1. A fibre-optic thermometer comprising: a light source; an optical fibre coupled with said source and having a core covered by cladding; and a temperature sensor, coupled with said optical fibre, the temperature sensor consisting of a portion of the optical fibre where the cladding is replaced by a covering having a refractive index not less than that of the cladding over a given temperature measurement range and variable as a function of temperature, the end of the optical fibre remote from the light source being provided with a reflecting surface.

2. A thermometer as claimed in claim 1 in which the refractive index of the covering lies between the refractive index of the cladding and the refractive index of the core.

3. A thermometer as claimed in claim 1 or 2 in which the covering is a liquid.

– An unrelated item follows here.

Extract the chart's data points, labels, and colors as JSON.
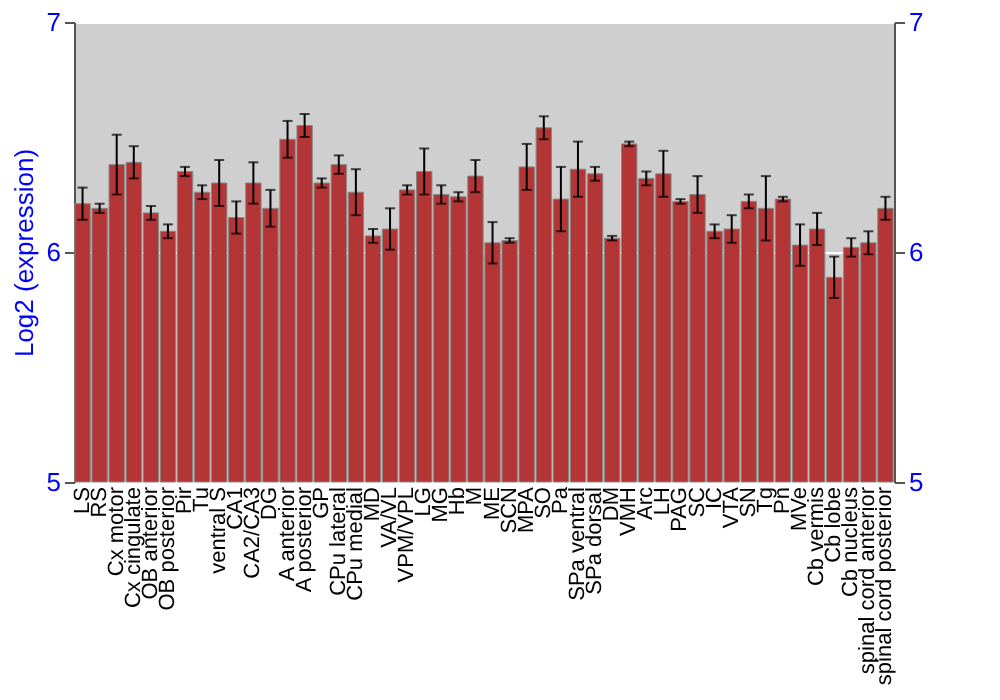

4. A thermometer as claimed in claim 3 in which the covering is glycerine.

5. A thermometer as claimed in any preceding claim in which the sensor is applied to the end of the optical fibre remote from the light source.

6. A thermometer as claimed in any preceding claim in which the core has at least one taper in a position corresponding to the sensor.

7. A thermometer as claimed in any preceding claim including a further optical fibre rigidly connected to the first-mentioned optical fibre and provided at its end remote from the light source with a reflecting surface.

8. A fibre-optic thermometer substantially as herein described with reference to and as shown in the accompanying drawings.

9. Any novel integer or step, or combination of integers or steps, hereinbefore described, irrespective of whether the present claim is within the scope of, or relates to the same or a different invention from that of, the preceding claims.